# Harnessing Future Hardware



Sverre Jarp CERN openlab

IT Dept.



CERN

Tracking Workshop – GSI, Darmstadt, 9 – 11 June 2010

# The driving force: Moore's law

- We continue to double the number of transistors every other year<sup>(\*)</sup>
  - Latest consequence Single core
    - → Multicore
      - → Manycore



### Real consequence of Moore's law

- We are being "snowed under" by transistors:
  - More (and more complex) execution units
    - Hundreds of new instructions
  - Longer SIMD/SSE vectors
  - More hardware threading
  - More and more cores
- In order to profit we need to "think parallel"
  - Data parallelism
  - Task parallelism

### "Intel platform 2015" (and beyond)

#### Today's silicon processes:

- 45 nm
- 32 nm
- On the roadmap:
  - 22 nm (2011/12)
  - 16 nm (2013/14)



S. Borkar et al. (Intel), "Platform 2015: Intel Platform Evolution for the Next Decade", 2005.

- In research:
  - 11 nm (2015/16)
  - 8 nm (2017/18)
    - Source: Bill Camp/Intel HPC

#### Each generation will push the core count:

• We are entering the many-core era (whether we like it or not) !

Sverre Jarp - CERN

# **Programming: A Complicated Story**

 We cannot concentrate on just one layer (ignoring the others)
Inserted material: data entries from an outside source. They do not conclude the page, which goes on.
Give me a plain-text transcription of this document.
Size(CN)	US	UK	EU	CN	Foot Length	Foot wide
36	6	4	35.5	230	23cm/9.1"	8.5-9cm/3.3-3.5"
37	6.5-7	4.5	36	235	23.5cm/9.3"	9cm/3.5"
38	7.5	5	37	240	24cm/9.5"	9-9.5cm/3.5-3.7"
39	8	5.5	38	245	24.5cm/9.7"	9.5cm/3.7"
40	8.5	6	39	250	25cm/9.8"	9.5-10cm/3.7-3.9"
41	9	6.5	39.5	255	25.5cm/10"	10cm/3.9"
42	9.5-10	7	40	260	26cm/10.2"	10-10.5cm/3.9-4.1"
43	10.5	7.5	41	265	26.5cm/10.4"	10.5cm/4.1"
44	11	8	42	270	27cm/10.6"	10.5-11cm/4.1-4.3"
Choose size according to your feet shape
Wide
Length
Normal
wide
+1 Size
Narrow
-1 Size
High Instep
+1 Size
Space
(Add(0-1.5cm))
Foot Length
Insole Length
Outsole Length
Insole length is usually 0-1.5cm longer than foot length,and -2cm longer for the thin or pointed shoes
| Problem                  |  |
|--------------------------|--|
| Algorithms, abstraction  |  |
| Source program           |  |
| Compiled code, libraries |  |
| System architecture      |  |
| Instruction set          |  |
| μ-architecture           |  |
| Circuits                 |  |
| Electrons                |  |

### Different designs: CPU or GPU

#### Different focus

- CPU
  - Optimised for low-latency access to cached data sets
  - Control logic for out-of-order and speculative execution
- GPU
  - Optimised for data-parallel, throughput computation
  - Architecture tolerant of memory latency
  - More transistors dedicated to computation





DRAM

### Seven dimensions of performance

### First three dimensions:

- Superscalar
- Pipelining
- Computational width/SIMD
- Next dimension is a "pseudo" dimension:
  - Hardware multithreading
- Last three dimensions:
  - Multiple cores
  - Multiple sockets
  - Multiple compute nodes





### In the days of the Pentium

### First three dimensions:

- Superscalar (only two ports)
- Pipelining (OK)
- No vectors



Sockets

Nodes

- Next dimension is a "pseudo" dimension:
  - No hardware multithreading
- Last three dimensions:
  - No cores
  - Hardly any dual socket systems
  - Multiple compute nodes (OK)

# Seven <u>multiplicative</u> dimensions:

### First three dimensions:

- Superscalar
- Pipelining
- Computational width/SIMD
- Next dimension is a "pseudo" dimension:
  - Hardware multithreading
- Last three dimensions:
  - Multiple cores
  - Multiple sockets
  - Multiple compute nodes



### The move to many-core systems

- Examples of "CPU slots": Sockets \* Cores \* HW-threads
  - Basically what you observe in "cat /proc/cpuinfo"
  - Conservative:
    - Dual-socket AMD six-core (Istanbul): 2 \* 6 \* 1 = 12
      Dual-socket Intel six-core Westmere: 2 \* 6 \* 2 = 24
      Quad-socket Intel Dunnington server: 4 \* 6 \* 1 = 24
  - Aggressive:
    - Quad-socket AMD Magny-Cours (12 core) 4 \* 12 \* 1 = 48
    - Octo-socket Nehalem-EX "octo-core":
      8 \* 8 \* 2 = 128
    - Quad-socket Sun Niagara (T3) processors w/16 cores and 8 threads (each): 4 \* 16 \* 8 = 512
- Now, or in the near future: Hundreds of CPU slots
- And, by the time new software is ready: Thousands !!

### Nividia Fermi design

- Streaming Multiprocessing Architecture
- 32 CUDA cores per SM (512 total)
- 8× peak double precision floating point performance
  - 50% of peak single precision
- Dual Thread Scheduler
- 64 KB of RAM for shared memory and L1 cache (configurable)



### Many-core accelerator

- Many Inter Core Architecture:
  - Announced at ISC10 (June 2010)
  - Based on the x86 architecture, 22nm (2012?)
  - Many-core (> 50 cores) + 4-way multithreaded + 512-bit vector unit



### Conclusion

- The parallel (CPU, GPU) hardware is here to stay!
  - Realistic benchmarking becomes paramount !
- Different teams will take different parallelisation approaches, based on:
  - Political desire to change
  - The code size and the percentage that is performance sensitive
  - Loop constructs and vector, matrix availability in the code
  - Available effort for a substantial re-write
- The potential is huge but everybody needs to understand the ROI
  - Investment in human effort, against better use of available resources!